How do I know if I’m an eligible employer to claim employee retention credits for Q1 and/or Q2 of 2021?
The rules for claiming employee retention credits in 2021 are similar to 2020, except that:
- Businesses only need to have a decline in gross receipts of more than 20% as compared to the same calendar quarter in 2019. (50% for 2020; 20% for 2021)
- Employers may choose to compare their gross receipts with the same quarter in 2019 or by comparing with the immediately preceding calendar quarter with the same quarter of 2019. For example, an employer who had at least a 20% decline in gross receipts in Q4 of 2020 compared to Q4 in 2019 may determine they already qualify for the employee retention credits in Q1 of 2021.
Again, employers must qualify on a quarter-by-quarter basis to claim 2021 employee retention credits and maintain documentation to support their eligibility, per the IRS guidance.
Does my company size matter for claiming 2021 employee retention credits?
Yes, company size still matters – but headcount increased per the ARPA.
- Employers with fewer than an average of 500 full-time employees in 2019 may be eligible to claim employee retention credits for any wages (and qualified health plan expenses) paid to employees in 2021 during a government ordered suspension or in the quarter with eligible reduced receipts.
- Companies with more than 500 employees may only be eligible for wages paid to employees not performing services in 2021 during a government ordered suspension or in the quarter with eligible reduced receipts.
How can my company receive both a PPP loan and employee retention credits?
While the CARES Act originally forced employers to choose between the PPP loan or the Employee Retention Credit, the CAA overturned that requirement. Now it’s possible your company could receive a PPP loan and also qualify for the employee retention credit, so long as salaries used for the latter are not included towards the PPP loan forgiveness.
This particular change is repealed retroactively, meaning you may be able to go back and receive the ERTC for wages paid in 2020 that weren’t already taken into account in your PPP loan forgiveness.
Here are several examples of companies who may have received a PPP loan and still qualify for the ERTC:
- If your company recently acquired another business that received a PPP loan, you may still be eligible to claim the employee retention credit for any qualified wages for the original company that weren’t claimed with the PPP loan. (Remember, you cannot claim wages for the ERTC if they were already counted toward the PPP loan forgiveness.)
- If your PPP loan is ultimately not forgiven, you may be eligible to claim the ERTC.
- If your company had payroll costs that exceeded the 60% requirement for PPP loan forgiveness, you may be able to claim wages paid beyond the 60% as eligible wages under the ERTC.

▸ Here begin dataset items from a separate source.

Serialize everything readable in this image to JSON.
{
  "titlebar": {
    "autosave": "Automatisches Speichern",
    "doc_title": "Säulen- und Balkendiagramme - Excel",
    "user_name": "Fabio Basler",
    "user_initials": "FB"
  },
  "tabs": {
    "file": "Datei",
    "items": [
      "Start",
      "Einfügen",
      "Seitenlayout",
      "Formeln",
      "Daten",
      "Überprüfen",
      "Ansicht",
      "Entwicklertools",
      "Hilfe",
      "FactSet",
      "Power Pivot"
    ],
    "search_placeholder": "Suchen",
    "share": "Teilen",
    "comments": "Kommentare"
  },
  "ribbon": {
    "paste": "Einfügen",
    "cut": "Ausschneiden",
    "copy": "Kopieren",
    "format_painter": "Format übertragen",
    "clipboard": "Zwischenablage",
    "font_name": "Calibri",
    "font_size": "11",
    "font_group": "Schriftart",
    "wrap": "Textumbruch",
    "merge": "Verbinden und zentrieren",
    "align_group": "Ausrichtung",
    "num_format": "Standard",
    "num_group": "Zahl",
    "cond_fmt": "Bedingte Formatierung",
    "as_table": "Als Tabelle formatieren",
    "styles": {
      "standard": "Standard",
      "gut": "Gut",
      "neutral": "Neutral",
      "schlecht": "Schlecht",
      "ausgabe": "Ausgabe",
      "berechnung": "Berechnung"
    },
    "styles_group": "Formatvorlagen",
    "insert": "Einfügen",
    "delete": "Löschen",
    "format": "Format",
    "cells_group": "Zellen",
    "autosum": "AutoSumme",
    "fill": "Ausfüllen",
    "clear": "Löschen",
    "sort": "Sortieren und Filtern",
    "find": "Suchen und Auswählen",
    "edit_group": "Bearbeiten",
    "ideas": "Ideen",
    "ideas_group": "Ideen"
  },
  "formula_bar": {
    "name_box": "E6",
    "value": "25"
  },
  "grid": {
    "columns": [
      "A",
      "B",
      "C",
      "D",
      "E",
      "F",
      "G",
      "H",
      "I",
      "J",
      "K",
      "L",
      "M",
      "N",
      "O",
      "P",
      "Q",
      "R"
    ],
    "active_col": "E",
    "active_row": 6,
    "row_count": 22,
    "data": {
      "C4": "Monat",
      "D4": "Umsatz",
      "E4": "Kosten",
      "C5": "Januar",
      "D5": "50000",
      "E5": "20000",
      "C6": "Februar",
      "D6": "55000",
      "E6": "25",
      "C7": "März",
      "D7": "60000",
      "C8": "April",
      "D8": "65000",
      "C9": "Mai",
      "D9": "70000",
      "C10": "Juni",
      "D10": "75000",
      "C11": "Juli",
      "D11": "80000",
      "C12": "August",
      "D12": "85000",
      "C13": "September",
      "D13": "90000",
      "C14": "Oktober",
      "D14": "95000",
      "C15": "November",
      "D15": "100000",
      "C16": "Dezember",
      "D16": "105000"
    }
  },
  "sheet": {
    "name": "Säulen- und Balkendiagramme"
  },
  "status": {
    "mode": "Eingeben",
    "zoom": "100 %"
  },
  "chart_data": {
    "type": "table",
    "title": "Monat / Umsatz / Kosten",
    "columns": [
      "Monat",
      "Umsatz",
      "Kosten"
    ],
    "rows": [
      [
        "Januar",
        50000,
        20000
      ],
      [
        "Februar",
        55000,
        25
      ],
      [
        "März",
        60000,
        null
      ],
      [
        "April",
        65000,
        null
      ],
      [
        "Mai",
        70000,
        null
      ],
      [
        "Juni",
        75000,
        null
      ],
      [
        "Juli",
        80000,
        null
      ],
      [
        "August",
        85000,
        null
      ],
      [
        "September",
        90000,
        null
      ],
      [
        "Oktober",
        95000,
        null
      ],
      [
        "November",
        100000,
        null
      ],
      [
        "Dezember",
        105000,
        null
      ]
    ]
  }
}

As a general rule, if you’re counting employee wages to justify forgiveness for a PPP loan, you’ll be better off allocating those wages to the PPP loan (paid at 100%) versus employee retention credits (paid at 50% up to $5,000 in 2020, and 70% up to $7,000 per quarter in 2021).
Tip: consider getting your PPP loan forgiven first and then seeing how much of the ERTC remains to be claimed after calculating items other than wages (rent, mortgage, overhead expenses, etc.). If you’re a Stratus.hr client, be sure you claim tax credits within the date ranges emailed to you to avoid incurring an amended tax return fee.
Can I claim employee retention credits for employees who also receive paid sick and/or family and medical leave?
No, you cannot double dip. If you claim credits for paid sick and/or family and medical leave, you cannot claim credits for the same wages as employee retention credits – similar to a PPP loan.
What if my company didn’t exist for all of 2019?
Check the IRS guidance to determine alternative methods of eligibility for claiming the ERTC.